Rogan, the former Fear Factor host, has mostly focused his energy on promoting questionable products from the supplements company Onnit. But he’s also created space on his show—the number two Apple iTunes podcast for three years running—for more radical conceptions of wellness. Earlier this year, Rogan completed a 30-day meat-only diet, inspired by his 2018 interview with Jordan Peterson, the pop psychologist, carnivore evangelist, and walking medical mystery who spent eight days in a medically induced coma in January while pursuing treatment for his dependence on the anti-anxiety drug clonazepam. It was great, Rogan said, aside from the apocalyptic diarrhea. Rogan has also hosted Ben Greenfield, a personal trainer, on the show to discuss how Greenfield harvested his own stem cells so he could inject them into his penis for “erectile enhancement.”

These experiments can—and do—go wrong. In September, Jezebel published Prachi Gupta’s investigation into her brother’s terrible death from a pulmonary embolism at 29. Unbeknownst to her, he had been undergoing limb-lengthening surgery, which Gupta describes as “a lengthy procedure that involves sawing through the bone, drilling a nail and screws into it, and in the months afterward, slowly, painfully pulling the broken bones apart by a few millimeters, every day for months, to add a few inches of height.” For Gupta’s brother, being 5-foot-7 felt suboptimal, and elective surgery was just another item on the self-actualization checklist.

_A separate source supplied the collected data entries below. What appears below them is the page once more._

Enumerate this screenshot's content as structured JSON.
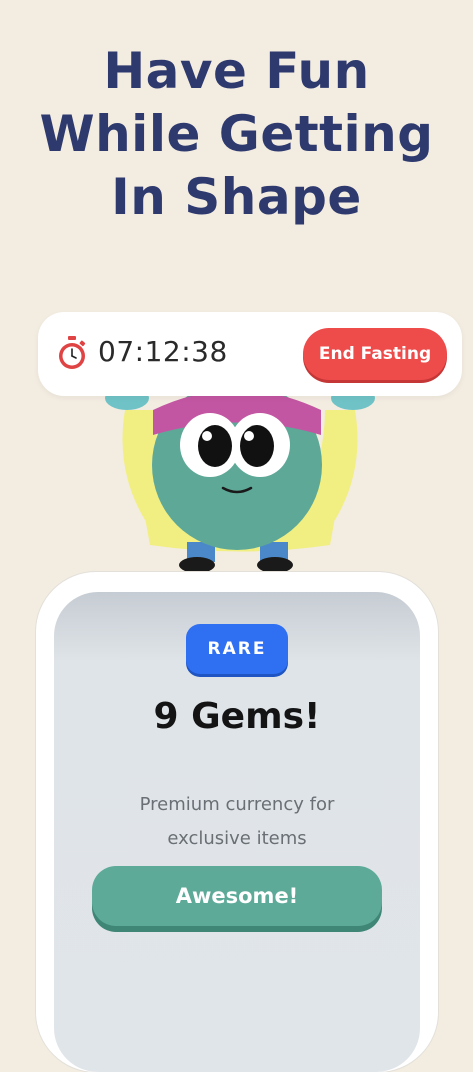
{
  "headline": {
    "line1": "Have Fun",
    "line2": "While Getting",
    "line3": "In Shape"
  },
  "timer": {
    "icon": "stopwatch-icon",
    "elapsed": "07:12:38",
    "end_button_label": "End Fasting"
  },
  "reward": {
    "badge": "RARE",
    "title": "9 Gems!",
    "description_line1": "Premium currency for",
    "description_line2": "exclusive items",
    "button_label": "Awesome!"
  },
  "colors": {
    "background": "#f3ece1",
    "headline": "#2e3a6e",
    "end_button": "#ee4b4b",
    "badge": "#2f6ff2",
    "awesome_button": "#5daa99"
  }
}
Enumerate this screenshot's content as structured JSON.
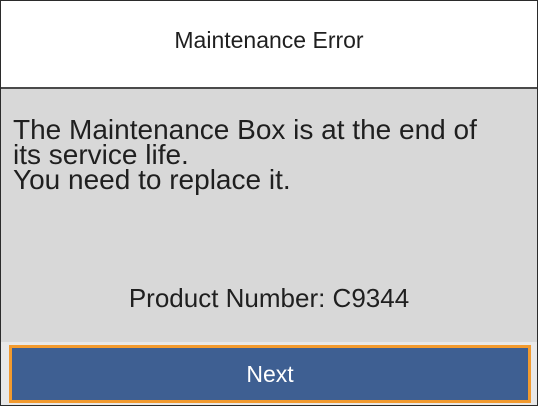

Men’s wellness feeds off the same societal forces that discourage men from looking after their own health in the first place. They can’t enjoy hand rollers and face creams without compromising their masculinity, so instead we get a “no pain, no gain” perspective on wellness that makes dubious pills and risky surgeries seem reasonable and the bros who pursue them enlightened. It goes to show that how we talk about the cult of self-improvement matters. By eluding the “wellness” label for so long, men have been able to circulate dangerous, even life-threatening, ideas under the banner of radical thought and innovative engineering. If we can finally acknowledge the extent and variety of wellness culture, maybe we can see what so many of these products and services really are: scams with some serious consequences.